Alkoholkonsum wegen zu viel Freizeit

"Wenn Sie Alkohol trinken – werden Sie aggressiver?", will die Richterin wissen. "Das ist möglich, ja", gesteht T. ein. Matiasch blättert im Akt: "Zumindest ein Delikt bei Ihrer Vorstrafe haben Sie auch im Zustand voller Berauschung begangen. Sie wissen also schon, dass das nicht gut für Sie ist", hält die Richterin dem Angeklagten vor. "Ja, ich habe dazwischen in Deutschland gearbeitet, da habe ich nichts getrunken. Aber jetzt, wo ich halt frei hatte ...", bedauert der Angeklagte.

Der medizinische Sachverständige Christian Reiter ist allerdings davon überzeugt, dass T. keinesfalls volltrunken war und nicht mehr wusste, was er machte. Der Experte hat errechnet, dass der Angeklagte zum Vorfallszeitpunkt maximal 1,5 Promille im Blut gehabt hat. "Bei einem Wert unter zwei Promille ist in der kaukasischen Population ein Zustand voller Berauschung extrem selten", führt Reiter aus.

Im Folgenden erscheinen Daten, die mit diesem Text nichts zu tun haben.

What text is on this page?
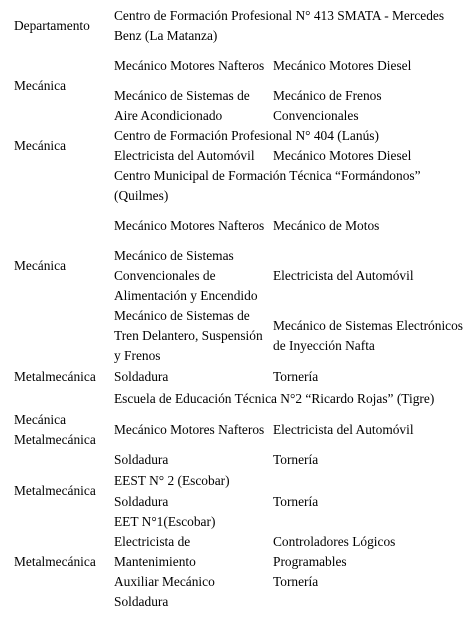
Departamento	Centro de Formación Profesional N° 413 SMATA - Mercedes Benz (La Matanza)	
Mecánica	Mecánico Motores Nafteros	Mecánico Motores Diesel
	Mecánico de Sistemas de Aire Acondicionado	Mecánico de Frenos Convencionales
Mecánica	Centro de Formación Profesional N° 404 (Lanús)	
	Electricista del Automóvil	Mecánico Motores Diesel
Mecánica	Centro Municipal de Formación Técnica “Formándonos” (Quilmes)	
	Mecánico Motores Nafteros	Mecánico de Motos
	Mecánico de Sistemas Convencionales de Alimentación y Encendido	Electricista del Automóvil
	Mecánico de Sistemas de Tren Delantero, Suspensión y Frenos	Mecánico de Sistemas Electrónicos de Inyección Nafta
Metalmecánica	Soldadura	Tornería
	Escuela de Educación Técnica N°2 “Ricardo Rojas” (Tigre)	
Mecánica Metalmecánica	Mecánico Motores Nafteros	Electricista del Automóvil
	Soldadura	Tornería
Metalmecánica	EEST N° 2 (Escobar)	
	Soldadura	Tornería
Metalmecánica	EET N°1(Escobar)	
	Electricista de Mantenimiento	Controladores Lógicos Programables
	Auxiliar Mecánico	Tornería
	Soldadura	
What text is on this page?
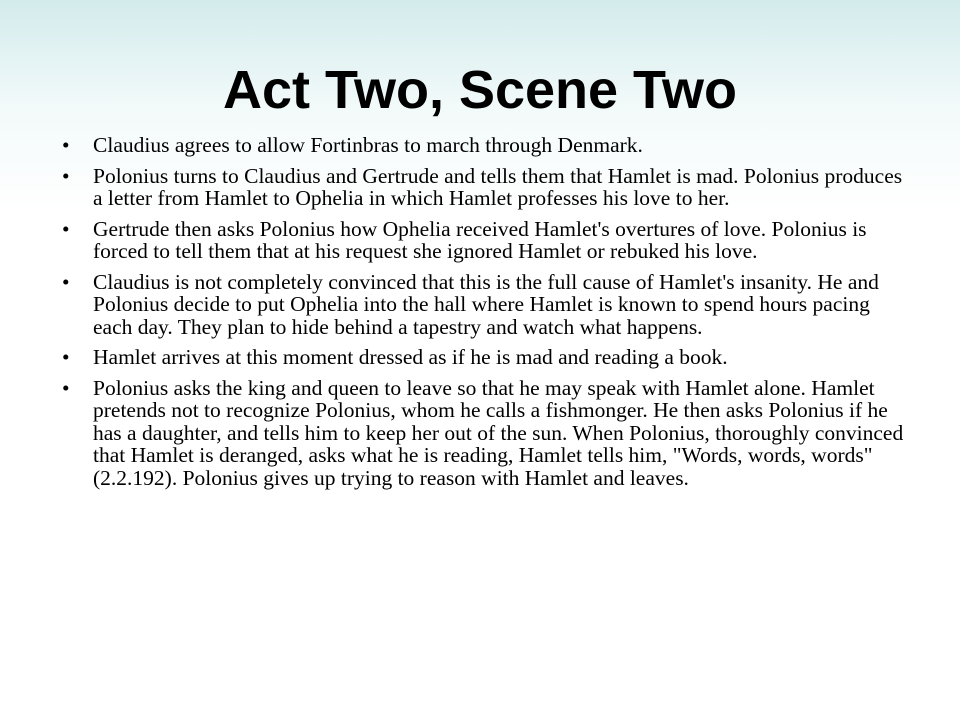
Act Two, Scene Two
• Claudius agrees to allow Fortinbras to march through Denmark.
• Polonius turns to Claudius and Gertrude and tells them that Hamlet is mad. Polonius produces a letter from Hamlet to Ophelia in which Hamlet professes his love to her.
• Gertrude then asks Polonius how Ophelia received Hamlet's overtures of love. Polonius is forced to tell them that at his request she ignored Hamlet or rebuked his love.
• Claudius is not completely convinced that this is the full cause of Hamlet's insanity. He and Polonius decide to put Ophelia into the hall where Hamlet is known to spend hours pacing each day. They plan to hide behind a tapestry and watch what happens.
• Hamlet arrives at this moment dressed as if he is mad and reading a book.
• Polonius asks the king and queen to leave so that he may speak with Hamlet alone. Hamlet pretends not to recognize Polonius, whom he calls a fishmonger. He then asks Polonius if he has a daughter, and tells him to keep her out of the sun. When Polonius, thoroughly convinced that Hamlet is deranged, asks what he is reading, Hamlet tells him, "Words, words, words" (2.2.192). Polonius gives up trying to reason with Hamlet and leaves.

Das Opfer, ein 32-jähriger Familienvater, sagt aus, dass T. entweder betrunken oder unter illegalen Drogen gestanden sei. "Ich schätze mal, er ist sonst ein cooler Typ", lobt der Serbe den Angeklagten, in diesem Zustand hätte T. aber wohl jeden attackiert. Er sei auf dem Heimweg von der Arbeit gewesen, der Angeklagte habe laut mit einer Frau gesprochen. Dann sei er zu ihm gekommen, habe zwei Mal "Wos schaust so deppad?" gefragt und ihm bei der dritten Wiederholung den Kopfstoß versetzt. "Dann hat er noch gesagt. 'I stich di o, i bring die um!' und hat dabei in seine Jackentasche gegriffen", erinnert sich der Zeuge. Aus Angst habe er T., als sich die Türen in der Station öffneten, einen Fußtritt verpasst, der ihn aus der Garnitur beförderte.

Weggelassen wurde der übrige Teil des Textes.